“We are committed to environmentally friendly, climate-friendly and biodiversity-promoting agriculture. However, this must be economically feasible and competitive and, above all, must not jeopardize the security of supply,” says Franz Waldenberger: Today, Monday, the President of the Upper Austrian Chamber of Agriculture, together with Chamber Director Franz Dietachmair, gave an outlook on the agricultural year 2023 at a press conference.
As reported, the EU wants to become climate-neutral by 2050 (“Green Deal”), by 2023 net greenhouse gas emissions are to be reduced by 55 percent compared to 1990. They are committed to the goals of the Green Deal, but the details of the regulations are very problematic, said Waldenberger: The proposal to reduce the use of pesticides by 50 percent by 2030 would lead to problems. “Austria has already reduced the use of pesticides by around 18 percent since 2011, and we will continue on this path. However, the targets set by the EU are completely exaggerated and endanger the security of supply.”
Criticism was also leveled at the EU regulation on “restoring nature”: its draft provides for 30 percent of agricultural land to be protected by 2030 and ten percent of agricultural land to be completely out of use. According to Waldenberger, this is also counterproductive for food security.

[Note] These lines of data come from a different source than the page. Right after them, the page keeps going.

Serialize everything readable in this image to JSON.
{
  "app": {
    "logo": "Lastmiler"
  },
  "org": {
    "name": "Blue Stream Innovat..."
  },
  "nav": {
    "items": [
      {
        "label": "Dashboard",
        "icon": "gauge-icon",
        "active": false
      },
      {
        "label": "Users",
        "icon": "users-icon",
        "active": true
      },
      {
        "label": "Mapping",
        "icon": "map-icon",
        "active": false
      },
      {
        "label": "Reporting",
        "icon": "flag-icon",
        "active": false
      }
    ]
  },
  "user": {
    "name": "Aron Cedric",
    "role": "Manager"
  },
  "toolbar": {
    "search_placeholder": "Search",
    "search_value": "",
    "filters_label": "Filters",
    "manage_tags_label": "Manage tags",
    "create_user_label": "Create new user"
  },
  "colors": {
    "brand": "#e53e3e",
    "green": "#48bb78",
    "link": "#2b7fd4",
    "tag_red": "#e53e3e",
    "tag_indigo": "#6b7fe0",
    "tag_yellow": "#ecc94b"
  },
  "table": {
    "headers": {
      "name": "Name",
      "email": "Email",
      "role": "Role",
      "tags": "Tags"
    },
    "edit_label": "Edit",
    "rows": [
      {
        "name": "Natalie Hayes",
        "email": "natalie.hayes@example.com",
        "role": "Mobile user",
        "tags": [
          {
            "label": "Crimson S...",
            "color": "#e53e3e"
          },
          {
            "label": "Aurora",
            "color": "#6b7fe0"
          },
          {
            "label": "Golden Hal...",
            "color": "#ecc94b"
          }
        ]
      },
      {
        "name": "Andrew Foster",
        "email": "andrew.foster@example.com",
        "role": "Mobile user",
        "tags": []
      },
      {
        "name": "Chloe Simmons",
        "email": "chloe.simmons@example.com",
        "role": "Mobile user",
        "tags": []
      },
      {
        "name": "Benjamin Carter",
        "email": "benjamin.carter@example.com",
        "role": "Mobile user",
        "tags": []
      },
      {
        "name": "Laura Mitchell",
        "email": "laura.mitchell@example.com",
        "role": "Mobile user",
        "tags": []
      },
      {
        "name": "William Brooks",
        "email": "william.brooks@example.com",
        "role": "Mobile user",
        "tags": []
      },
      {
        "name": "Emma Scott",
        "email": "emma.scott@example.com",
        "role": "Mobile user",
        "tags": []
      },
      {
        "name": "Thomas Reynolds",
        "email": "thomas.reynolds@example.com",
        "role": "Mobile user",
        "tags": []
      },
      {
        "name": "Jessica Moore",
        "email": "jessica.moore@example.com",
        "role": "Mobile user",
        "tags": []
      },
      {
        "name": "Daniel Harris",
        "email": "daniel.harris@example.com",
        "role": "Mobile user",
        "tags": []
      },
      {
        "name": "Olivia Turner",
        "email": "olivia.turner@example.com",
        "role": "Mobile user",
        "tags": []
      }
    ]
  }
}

Studies by the Universities of Wageningen and Kiel show that if the EU requirements are implemented, there would be a risk of losses in food production of between seven and 20 percent, depending on the sector: “Europe would have to compensate for this loss with imports from third countries where these strict requirements do not exist .” The proposals are “completely unrealistic”. The Chamber of Agriculture and 18 of the 27 EU Agriculture Ministers are demanding an economic impact assessment from the EU Commission on the various goals of the Green Deal.
Producer prices developed positively
According to Waldenberger, the prices for fertilizers and animal feed, diesel, electricity, machinery and building materials will remain high this year. The deteriorating economic situation is also being felt on the agar markets. The development of producer prices was very pleasing last year, forecasts for 2023 are difficult.
According to Chamber Director Dietachmair, there is currently a certain degree of market saturation in the organic and premium segment. The reason is the reduced purchasing power of the population. In principle, however, emotional components such as animal welfare, climate balance and biodiversity are increasingly influencing customers’ purchasing decisions. This is where the Chamber of Agriculture is also focusing on advice this year.